EPO dans l’anémie liée au traitement anti-VHC : un cadre légal sera bientôt mis en place, mais il comporte d’importantes insuffisances

La prescription d’EPO à un malade souffrant d’anémie liée au traitement de l’hépatite C est souvent nécessaire pour éviter la baisse des doses de ribavirine, et donc pour pleinement préserver les chances de guérison du malade. Cette prescription se faisait jusqu’à présent hors AMM. L’Afssaps s’apprête à mettre en place un cadre (un protocole thérapeutique temporaire ou PTT) qui régularise cette prescription. Malheureusement, ce cadre comporte d’importantes insuffisances, et doit au plus vite être révisé pour le bien des malades.

Les collectifs interassociatifs TRT-5 et CHV (Collectif Hépatites Virales) ont pris note du courrier adressé par l’Afssaps aux prescripteurs le 30 octobre 2007, concernant la prescription hors AMM des érythropoïétines (EPO). Ce courrier annonce la mise en place, à compter de janvier 2008, d’un protocole temporaire thérapeutique (PTT) pour l’EPO prescrite aux malades souffrant d’anémie provoquée par le traitement contre l’hépatite C, en particulier par la ribavirine.
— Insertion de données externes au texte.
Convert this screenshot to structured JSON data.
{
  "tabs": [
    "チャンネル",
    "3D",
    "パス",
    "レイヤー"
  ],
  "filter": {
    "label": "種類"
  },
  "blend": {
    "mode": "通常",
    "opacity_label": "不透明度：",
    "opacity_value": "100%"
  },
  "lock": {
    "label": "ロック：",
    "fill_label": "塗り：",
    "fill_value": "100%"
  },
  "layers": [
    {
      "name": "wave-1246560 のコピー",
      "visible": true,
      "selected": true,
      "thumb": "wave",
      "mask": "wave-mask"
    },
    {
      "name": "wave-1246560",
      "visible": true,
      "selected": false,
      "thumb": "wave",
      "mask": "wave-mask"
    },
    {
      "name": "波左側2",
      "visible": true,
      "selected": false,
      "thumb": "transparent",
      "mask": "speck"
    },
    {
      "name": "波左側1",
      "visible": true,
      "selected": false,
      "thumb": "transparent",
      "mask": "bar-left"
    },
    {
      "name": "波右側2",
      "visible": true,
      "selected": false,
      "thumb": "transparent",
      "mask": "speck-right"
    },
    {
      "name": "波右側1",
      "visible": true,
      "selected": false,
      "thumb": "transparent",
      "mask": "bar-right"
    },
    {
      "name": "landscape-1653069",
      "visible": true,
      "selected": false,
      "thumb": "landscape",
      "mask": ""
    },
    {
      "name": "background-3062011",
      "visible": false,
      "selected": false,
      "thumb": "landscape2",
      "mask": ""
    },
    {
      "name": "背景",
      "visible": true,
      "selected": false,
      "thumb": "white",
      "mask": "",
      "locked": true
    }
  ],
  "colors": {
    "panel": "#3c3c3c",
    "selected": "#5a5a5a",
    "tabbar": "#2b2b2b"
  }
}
Ce PTT ne concernera que le produit de Roche, NeoRecormon®, car ce laboratoire est le seul à avoir accepté, sur demande expresse de l’Afssaps, de mettre en place une étude de suivi de tolérance. Cette étude de suivi de tolérance était la condition minimale pour que le PTT soit mis en place par les autorités.

Ce PTT constitue un progrès, dans le sens où il instaure enfin un cadre officiel de prescription de l’EPO dans cette pathologie sévère.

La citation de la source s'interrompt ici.